7. Home Loan Repayment (Principal) 

When paying home loan EMI, you would know that it consists of two parts, first principal amount and second interest. On the principal amount, you can save up to Rs 1.5 lakh annually under 80C. Whereas a separate tax benefit is available on interest.

8. Tuition Fee:

If you pay tuition fees for the education of children, then you can claim 1.5 lakh rupees under 80C.

9. Employees’ Provident Fund (EPF)

Employees working in the organized sector invest 12% of their earnings in EPF every month. Under 80C, an exemption of up to 1.5 lakh is available on this annually.

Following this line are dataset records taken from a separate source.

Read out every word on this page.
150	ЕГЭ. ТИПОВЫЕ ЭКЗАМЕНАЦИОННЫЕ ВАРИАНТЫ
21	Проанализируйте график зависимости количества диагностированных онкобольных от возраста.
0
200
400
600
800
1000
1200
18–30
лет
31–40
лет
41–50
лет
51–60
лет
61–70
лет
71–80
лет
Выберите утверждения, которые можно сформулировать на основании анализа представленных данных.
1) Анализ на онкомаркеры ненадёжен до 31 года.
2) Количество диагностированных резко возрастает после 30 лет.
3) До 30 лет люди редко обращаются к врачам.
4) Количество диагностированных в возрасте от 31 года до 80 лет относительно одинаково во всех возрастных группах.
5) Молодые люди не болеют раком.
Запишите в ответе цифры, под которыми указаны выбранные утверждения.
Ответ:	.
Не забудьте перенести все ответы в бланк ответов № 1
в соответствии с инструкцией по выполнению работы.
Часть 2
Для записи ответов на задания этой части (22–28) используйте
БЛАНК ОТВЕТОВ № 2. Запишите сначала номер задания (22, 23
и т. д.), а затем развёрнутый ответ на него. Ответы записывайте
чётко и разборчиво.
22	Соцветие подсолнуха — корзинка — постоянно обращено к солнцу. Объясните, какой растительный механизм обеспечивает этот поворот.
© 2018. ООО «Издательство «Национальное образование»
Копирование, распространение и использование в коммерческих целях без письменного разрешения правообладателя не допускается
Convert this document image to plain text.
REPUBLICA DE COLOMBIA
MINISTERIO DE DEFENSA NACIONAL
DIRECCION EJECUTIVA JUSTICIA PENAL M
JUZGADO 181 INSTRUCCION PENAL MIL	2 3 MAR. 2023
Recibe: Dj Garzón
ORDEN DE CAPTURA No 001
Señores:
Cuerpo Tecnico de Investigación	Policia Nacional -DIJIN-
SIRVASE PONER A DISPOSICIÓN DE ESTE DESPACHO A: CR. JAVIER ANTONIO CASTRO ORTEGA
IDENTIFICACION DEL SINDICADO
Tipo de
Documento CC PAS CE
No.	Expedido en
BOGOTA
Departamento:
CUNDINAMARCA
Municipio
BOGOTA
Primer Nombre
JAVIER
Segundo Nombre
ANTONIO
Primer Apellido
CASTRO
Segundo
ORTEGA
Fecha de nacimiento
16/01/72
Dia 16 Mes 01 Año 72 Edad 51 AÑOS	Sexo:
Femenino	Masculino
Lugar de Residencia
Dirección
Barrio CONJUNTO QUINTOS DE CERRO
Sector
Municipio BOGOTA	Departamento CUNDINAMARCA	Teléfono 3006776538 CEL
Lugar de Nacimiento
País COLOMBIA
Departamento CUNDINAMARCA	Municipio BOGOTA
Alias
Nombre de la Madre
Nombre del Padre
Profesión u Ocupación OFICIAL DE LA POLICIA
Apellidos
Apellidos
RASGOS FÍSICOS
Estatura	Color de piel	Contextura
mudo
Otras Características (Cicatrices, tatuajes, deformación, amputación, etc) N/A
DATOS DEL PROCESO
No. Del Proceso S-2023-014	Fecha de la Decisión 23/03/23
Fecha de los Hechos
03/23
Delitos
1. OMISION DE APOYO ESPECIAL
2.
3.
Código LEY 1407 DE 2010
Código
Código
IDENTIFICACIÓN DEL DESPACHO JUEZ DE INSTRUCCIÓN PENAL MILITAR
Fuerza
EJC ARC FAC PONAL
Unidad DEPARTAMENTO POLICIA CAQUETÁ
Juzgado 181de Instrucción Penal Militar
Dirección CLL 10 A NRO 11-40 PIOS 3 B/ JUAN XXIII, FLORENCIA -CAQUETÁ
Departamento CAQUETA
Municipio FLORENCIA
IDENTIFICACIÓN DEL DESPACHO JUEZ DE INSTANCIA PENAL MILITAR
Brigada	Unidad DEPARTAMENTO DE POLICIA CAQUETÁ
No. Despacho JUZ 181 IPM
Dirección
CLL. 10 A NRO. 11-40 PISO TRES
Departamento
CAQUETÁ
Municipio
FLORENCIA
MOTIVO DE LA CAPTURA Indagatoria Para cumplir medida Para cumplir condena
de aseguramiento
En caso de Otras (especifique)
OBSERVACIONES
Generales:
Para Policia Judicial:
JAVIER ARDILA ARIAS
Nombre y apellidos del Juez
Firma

10. Senior Citizen Savings Scheme The

Senior Citizen Savings Scheme is of 5 years. This scheme is for those people who have crossed the age of 60. Generally its interest rates are higher than FD. Its interest rate for the April-June quarter is 7.4%.

11. Sukanya Samriddhi Yojana (SSA)

The scheme of the Modi government is very good for those parents who have girls. Under this scheme, you can open a Sukanya Samriddhi Yojana account for a girl below the age of 10 years. The term of this scheme is till 21 years or till she gets married after 18 years. It comes under the category of EEE, that is, investment, interest and maturity are not taxed on anyone. As in PPF. You can start this scheme with an investment of Rs 250 to Rs 1.5 lakh per annum. At present, it is getting an interest of 7.6%.